In the "old type" negotiations producer interests matter, whereas interests of consumers and civil society matter in the "new type" of talks. This explains why the public debate on TTIP is so heated. Whereas the EU in the TTIP tries to restrict trade if the perceived risk from trade for the environment or the consumers is perceived to be significant ("precautionary principle"), the US already enforced the principle of "good science" in the TPP negotiations: if state-of-the art science does not find damages from trade to the environment or the consumer, trade should be allowed.
So far, Thailand is neither a contracting party of the TPP nor does it contemplate adopting any time in the future TTIP rules. Depending on the outcome of the TTIP negotiations, the adoption of the rules of this partnership is what a number of economists worldwide wish for many countries. Only then would this huge trade deal be applied to more countries than the original signatories. Regarding TPP, several other Asean countries are TPP signatories. This has far-reaching implications: it is possible this trade agreement could drive a wedge into Asean and into its target of being an Economic Community. As China so far is outside the TPP too, rules for cross-border supply chains in East and Southeast Asia may hang in limbo unless TPP standards win the regulatory competition against other standards and, thus, become the "gold standard" for trade in the region.
Things may get more complicated if the EU revitalises talks with Asean to conclude an Asean-EU free trade agreement. So far, region-to-region negotiations were paused in 2009 because of political reasons in favour of bilateral negotiations with individual Asean member states including Thailand (bilateral negotiations with Thailand started in 2013).
It is evident that in these negotiations the EU, next to China and Japan, which is the most important trading partner of Thailand, will try to anchor its standards. They differ from those of the US (and TPP) by higher "precautionary" constraints on trade and by a lower priority given to intellectual property rights for private patent holders, to name just two of the differences. This could have implications for a number of products (and services) exported by Thailand to the EU, from sanitary standards for agricultural products (eg seafood) via safety standards in textiles and clothing to consumer protection in the tourist industry.

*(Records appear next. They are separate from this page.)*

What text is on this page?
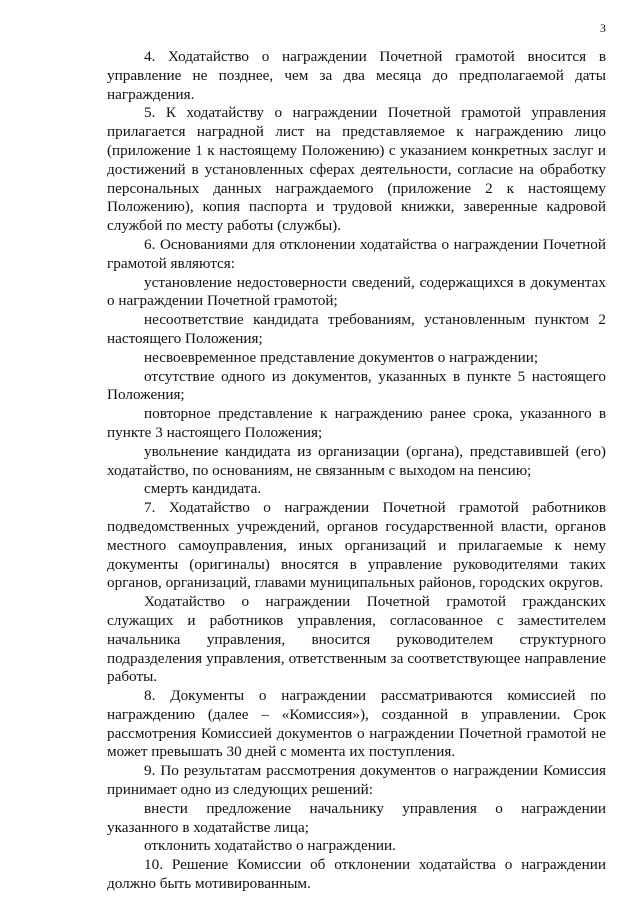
3

4. Ходатайство о награждении Почетной грамотой вносится в управление не позднее, чем за два месяца до предполагаемой даты награждения.

5. К ходатайству о награждении Почетной грамотой управления прилагается наградной лист на представляемое к награждению лицо (приложение 1 к настоящему Положению) с указанием конкретных заслуг и достижений в установленных сферах деятельности, согласие на обработку персональных данных награждаемого (приложение 2 к настоящему Положению), копия паспорта и трудовой книжки, заверенные кадровой службой по месту работы (службы).

6. Основаниями для отклонении ходатайства о награждении Почетной грамотой являются:

установление недостоверности сведений, содержащихся в документах о награждении Почетной грамотой;

несоответствие кандидата требованиям, установленным пунктом 2 настоящего Положения;

несвоевременное представление документов о награждении;

отсутствие одного из документов, указанных в пункте 5 настоящего Положения;

повторное представление к награждению ранее срока, указанного в пункте 3 настоящего Положения;

увольнение кандидата из организации (органа), представившей (его) ходатайство, по основаниям, не связанным с выходом на пенсию;

смерть кандидата.

7. Ходатайство о награждении Почетной грамотой работников подведомственных учреждений, органов государственной власти, органов местного самоуправления, иных организаций и прилагаемые к нему документы (оригиналы) вносятся в управление руководителями таких органов, организаций, главами муниципальных районов, городских округов.

Ходатайство о награждении Почетной грамотой гражданских служащих и работников управления, согласованное с заместителем начальника управления, вносится руководителем структурного подразделения управления, ответственным за соответствующее направление работы.

8. Документы о награждении рассматриваются комиссией по награждению (далее – «Комиссия»), созданной в управлении. Срок рассмотрения Комиссией документов о награждении Почетной грамотой не может превышать 30 дней с момента их поступления.

9. По результатам рассмотрения документов о награждении Комиссия принимает одно из следующих решений:

внести предложение начальнику управления о награждении указанного в ходатайстве лица;

отклонить ходатайство о награждении.

10. Решение Комиссии об отклонении ходатайства о награждении должно быть мотивированным.
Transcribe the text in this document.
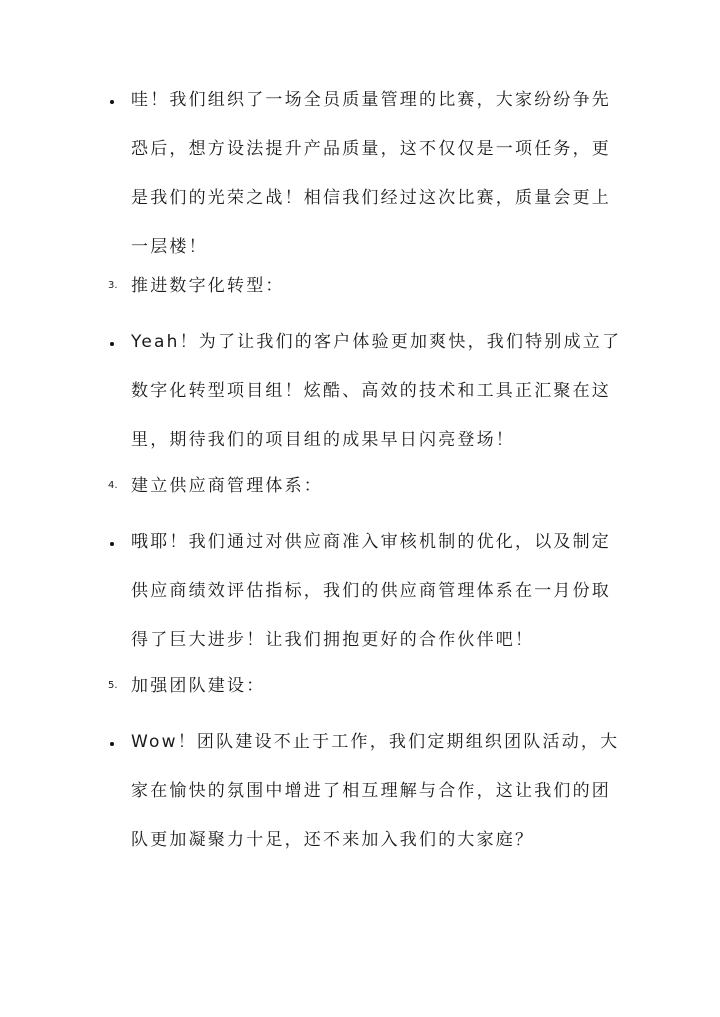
哇！我们组织了一场全员质量管理的比赛，大家纷纷争先恐后，想方设法提升产品质量，这不仅仅是一项任务，更是我们的光荣之战！相信我们经过这次比赛，质量会更上一层楼！
3. 推进数字化转型：
Yeah！为了让我们的客户体验更加爽快，我们特别成立了数字化转型项目组！炫酷、高效的技术和工具正汇聚在这里，期待我们的项目组的成果早日闪亮登场！
4. 建立供应商管理体系：
哦耶！我们通过对供应商准入审核机制的优化，以及制定供应商绩效评估指标，我们的供应商管理体系在一月份取得了巨大进步！让我们拥抱更好的合作伙伴吧！
5. 加强团队建设：
Wow！团队建设不止于工作，我们定期组织团队活动，大家在愉快的氛围中增进了相互理解与合作，这让我们的团队更加凝聚力十足，还不来加入我们的大家庭？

If the TPP passes the ratification procedure in the US it is possible it will fully unveil its attractiveness in East Asia to other Asean member states including Thailand. This is especially the case, as the best economic performer in Asean, Singapore, is among the signatories of the TPP. Should Thailand ultimately join the TPP, its standards would prevail and they could clash with European standards. When elephants fight, the grass gets hurt. Depending on what ultimately the outcome of the TTIP negotiations is, Thailand could suffer from this fight between the rules of an "old type" agreement and those of a "new type" agreement which are, however, not yet in place.
Thailand could fall between the cracks with two important markets, the TPP the EU, demanding two different regulations for trade. There is no balance, as the target is moving. Ultimately, the rules will be set by the bigger and more dynamic market and -- for Thailand -- this will probably be the TPP market, especially if China complies with TPP rules.
Thailand is indeed in a challenging situation for another reason. On the one hand, it may be a wise strategy for Thailand to wait and carefully monitor the outcome of the TTIP negotiations. This may also be the case, because the EU, in view of the heated public debate among EU members, could try to win compatriots for its "precautionary" course, perhaps in a bilateral free trade agreement with China, set as a counterweight against the TPP.
On the other hand, waiting to join the TPP may prove difficult, as foreign direct investment may shift to TPP countries like Malaysia and Vietnam. Hence, in the theatre of trade diplomacy, the last Mass has not yet been sung.
Michael Frenkel and Rolf Langhammer are Professors of Economics at WHU–Otto Beisheim School of Management in Germany.